Faisons fissa : voici un biopic chronologique, très appliqué, un
peu surdécoupé, un peu en caméra portée, qui alterne palabres politiques et
mélodrame maternel. Formaté par/pour la TV, sa principale productrice, De Gaulle (Gabriel Le Bomin, 2020) assemble durant une heure cinquante,
diantre, ses saynètes suspectes, ses séquences insipides. On y apprend,
notamment, que le bœuf en boîte britannique servit de carburant d’insomnie à
l’inspiration mal rasée d’un célèbre et célébré appel radiophonique, tant pis
pour sa prose prosaïque, stratégique, plutôt que lyrique et pathétique. Loin
des échos et des trémolos d’un André Malraux, ce Charles-là, « mon grand
amour » de sa chère-épistolaire Yvonne vouvoyée par ses proches, fichtre, incarnée
par une Isabelle Carré encore dotée de sa voix d’adolescente, ne choquera
aucun, ne passionnera personne, ne surprendra que les amnésiques, sinon les
fadas.

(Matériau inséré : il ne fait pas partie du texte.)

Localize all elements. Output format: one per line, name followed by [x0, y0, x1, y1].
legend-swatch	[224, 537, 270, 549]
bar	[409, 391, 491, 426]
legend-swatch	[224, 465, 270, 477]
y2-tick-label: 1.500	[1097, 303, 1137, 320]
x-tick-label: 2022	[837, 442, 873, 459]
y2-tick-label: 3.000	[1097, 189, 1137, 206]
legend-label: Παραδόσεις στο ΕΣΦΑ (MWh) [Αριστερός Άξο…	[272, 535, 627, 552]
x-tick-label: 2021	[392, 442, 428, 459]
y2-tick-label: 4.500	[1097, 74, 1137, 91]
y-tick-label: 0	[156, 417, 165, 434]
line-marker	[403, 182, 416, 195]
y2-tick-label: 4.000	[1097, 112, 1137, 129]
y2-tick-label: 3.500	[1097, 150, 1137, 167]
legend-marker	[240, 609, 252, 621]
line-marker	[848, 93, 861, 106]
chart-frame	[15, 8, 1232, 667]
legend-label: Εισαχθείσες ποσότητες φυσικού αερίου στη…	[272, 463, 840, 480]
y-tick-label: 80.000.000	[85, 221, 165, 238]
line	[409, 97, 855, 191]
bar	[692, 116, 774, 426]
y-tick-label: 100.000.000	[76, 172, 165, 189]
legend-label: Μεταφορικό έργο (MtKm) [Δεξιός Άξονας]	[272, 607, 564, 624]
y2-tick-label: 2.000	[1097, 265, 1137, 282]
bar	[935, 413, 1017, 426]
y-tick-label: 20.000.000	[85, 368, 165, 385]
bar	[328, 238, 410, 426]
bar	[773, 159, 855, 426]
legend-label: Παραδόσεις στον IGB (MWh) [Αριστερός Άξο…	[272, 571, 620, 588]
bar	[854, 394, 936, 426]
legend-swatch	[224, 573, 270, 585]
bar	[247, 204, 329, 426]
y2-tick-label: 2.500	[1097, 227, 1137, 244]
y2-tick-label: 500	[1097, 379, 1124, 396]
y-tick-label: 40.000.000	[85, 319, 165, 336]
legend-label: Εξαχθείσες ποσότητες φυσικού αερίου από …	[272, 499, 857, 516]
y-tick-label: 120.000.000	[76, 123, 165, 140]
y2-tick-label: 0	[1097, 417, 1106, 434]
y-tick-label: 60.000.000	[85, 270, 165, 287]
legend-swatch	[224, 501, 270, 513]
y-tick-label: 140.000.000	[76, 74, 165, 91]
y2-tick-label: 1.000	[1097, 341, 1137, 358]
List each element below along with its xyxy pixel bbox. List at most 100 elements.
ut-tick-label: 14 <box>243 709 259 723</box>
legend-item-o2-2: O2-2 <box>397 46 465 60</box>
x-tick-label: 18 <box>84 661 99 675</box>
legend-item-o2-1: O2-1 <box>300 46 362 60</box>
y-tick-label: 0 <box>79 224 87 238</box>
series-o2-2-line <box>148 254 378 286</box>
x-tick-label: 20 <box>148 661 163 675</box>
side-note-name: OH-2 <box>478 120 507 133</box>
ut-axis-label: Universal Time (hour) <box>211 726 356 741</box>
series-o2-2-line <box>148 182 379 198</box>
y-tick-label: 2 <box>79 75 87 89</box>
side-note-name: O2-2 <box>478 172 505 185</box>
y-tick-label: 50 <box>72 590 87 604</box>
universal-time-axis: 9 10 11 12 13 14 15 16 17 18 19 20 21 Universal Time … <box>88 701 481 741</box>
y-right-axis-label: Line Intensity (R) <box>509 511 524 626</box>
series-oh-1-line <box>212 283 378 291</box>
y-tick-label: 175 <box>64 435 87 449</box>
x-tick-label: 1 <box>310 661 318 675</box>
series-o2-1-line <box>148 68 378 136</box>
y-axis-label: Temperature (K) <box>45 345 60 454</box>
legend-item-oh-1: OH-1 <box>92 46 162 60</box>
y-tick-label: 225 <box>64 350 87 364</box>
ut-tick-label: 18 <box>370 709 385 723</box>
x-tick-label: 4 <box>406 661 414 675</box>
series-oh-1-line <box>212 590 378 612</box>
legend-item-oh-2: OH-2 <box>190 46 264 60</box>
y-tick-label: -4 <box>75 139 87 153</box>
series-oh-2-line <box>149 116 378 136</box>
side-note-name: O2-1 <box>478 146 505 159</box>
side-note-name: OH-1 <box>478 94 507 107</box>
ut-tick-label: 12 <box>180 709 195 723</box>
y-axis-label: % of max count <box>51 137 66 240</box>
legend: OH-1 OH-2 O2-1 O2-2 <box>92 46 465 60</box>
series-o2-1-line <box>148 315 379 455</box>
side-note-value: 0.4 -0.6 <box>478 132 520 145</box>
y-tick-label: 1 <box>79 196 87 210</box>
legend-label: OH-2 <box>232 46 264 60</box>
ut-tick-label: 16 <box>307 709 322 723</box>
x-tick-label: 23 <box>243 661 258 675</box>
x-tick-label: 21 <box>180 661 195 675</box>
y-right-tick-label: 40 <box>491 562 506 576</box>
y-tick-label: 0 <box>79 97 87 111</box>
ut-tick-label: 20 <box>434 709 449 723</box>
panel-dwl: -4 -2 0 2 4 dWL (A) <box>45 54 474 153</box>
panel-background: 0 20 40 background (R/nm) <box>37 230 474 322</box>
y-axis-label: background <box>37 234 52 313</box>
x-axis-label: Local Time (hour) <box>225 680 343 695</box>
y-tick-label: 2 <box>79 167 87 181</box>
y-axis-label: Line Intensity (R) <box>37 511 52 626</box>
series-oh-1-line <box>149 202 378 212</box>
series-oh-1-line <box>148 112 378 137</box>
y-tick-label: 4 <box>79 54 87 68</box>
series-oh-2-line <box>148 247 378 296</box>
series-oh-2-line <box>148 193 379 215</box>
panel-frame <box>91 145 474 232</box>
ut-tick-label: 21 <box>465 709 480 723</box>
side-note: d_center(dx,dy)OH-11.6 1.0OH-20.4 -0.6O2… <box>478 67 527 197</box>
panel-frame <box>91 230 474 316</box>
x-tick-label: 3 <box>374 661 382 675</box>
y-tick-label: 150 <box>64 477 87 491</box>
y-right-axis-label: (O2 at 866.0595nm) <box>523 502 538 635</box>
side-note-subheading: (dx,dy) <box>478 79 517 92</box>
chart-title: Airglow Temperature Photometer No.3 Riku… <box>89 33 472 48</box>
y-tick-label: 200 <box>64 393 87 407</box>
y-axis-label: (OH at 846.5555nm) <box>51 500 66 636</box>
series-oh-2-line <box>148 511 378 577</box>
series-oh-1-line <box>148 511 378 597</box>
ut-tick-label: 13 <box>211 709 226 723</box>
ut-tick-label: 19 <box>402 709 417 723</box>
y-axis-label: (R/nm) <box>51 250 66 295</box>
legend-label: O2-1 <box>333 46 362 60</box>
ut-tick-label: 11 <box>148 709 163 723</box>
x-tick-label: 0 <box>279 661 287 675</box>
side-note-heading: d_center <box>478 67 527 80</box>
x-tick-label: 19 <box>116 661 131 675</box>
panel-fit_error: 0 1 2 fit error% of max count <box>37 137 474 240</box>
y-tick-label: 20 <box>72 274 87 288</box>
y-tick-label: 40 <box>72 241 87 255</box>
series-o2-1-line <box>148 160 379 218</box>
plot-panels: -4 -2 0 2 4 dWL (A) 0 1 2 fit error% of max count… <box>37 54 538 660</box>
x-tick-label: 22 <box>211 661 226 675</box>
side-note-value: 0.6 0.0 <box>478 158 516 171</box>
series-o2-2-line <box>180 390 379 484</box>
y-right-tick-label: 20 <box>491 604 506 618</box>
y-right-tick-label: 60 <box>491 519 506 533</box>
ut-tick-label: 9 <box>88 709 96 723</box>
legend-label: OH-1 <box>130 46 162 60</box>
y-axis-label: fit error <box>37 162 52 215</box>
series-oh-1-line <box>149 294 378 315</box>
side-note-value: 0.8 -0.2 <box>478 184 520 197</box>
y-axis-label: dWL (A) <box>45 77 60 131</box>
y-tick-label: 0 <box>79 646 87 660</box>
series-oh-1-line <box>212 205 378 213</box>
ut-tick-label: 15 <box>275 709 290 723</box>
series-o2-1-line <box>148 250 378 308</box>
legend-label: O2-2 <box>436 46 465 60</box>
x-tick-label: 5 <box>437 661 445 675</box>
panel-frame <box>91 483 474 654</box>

Sorti dans le sillage à scandale(s) du césarisé J’accuse (Roman Polanski,
2019), il en conserve en partie les thématiques disons historiques, héroïques,
identitaires, délétères. Ici aussi, on respire la puanteur persistante d’un
antisémitisme assumé, en mode militaire, remarquez le rebelle Mandel que
malmènent les gradés dégradants et défaitistes. Pourtant, au programme, point
de réhabilitation et de remerciements in
extremis, davantage une coda en forme d’écarlate acmé iconique, douée
d’ubiquité technologique, sonore, de studio, double sens, où le général « sans
légitimité », isolé, aussitôt « condamné », déchu de sa
nationalité, s’exprime avec gravité, pour la postérité, sa tendre et
supportrice moitié miroitée sur la vitre de la cabine ad hoc.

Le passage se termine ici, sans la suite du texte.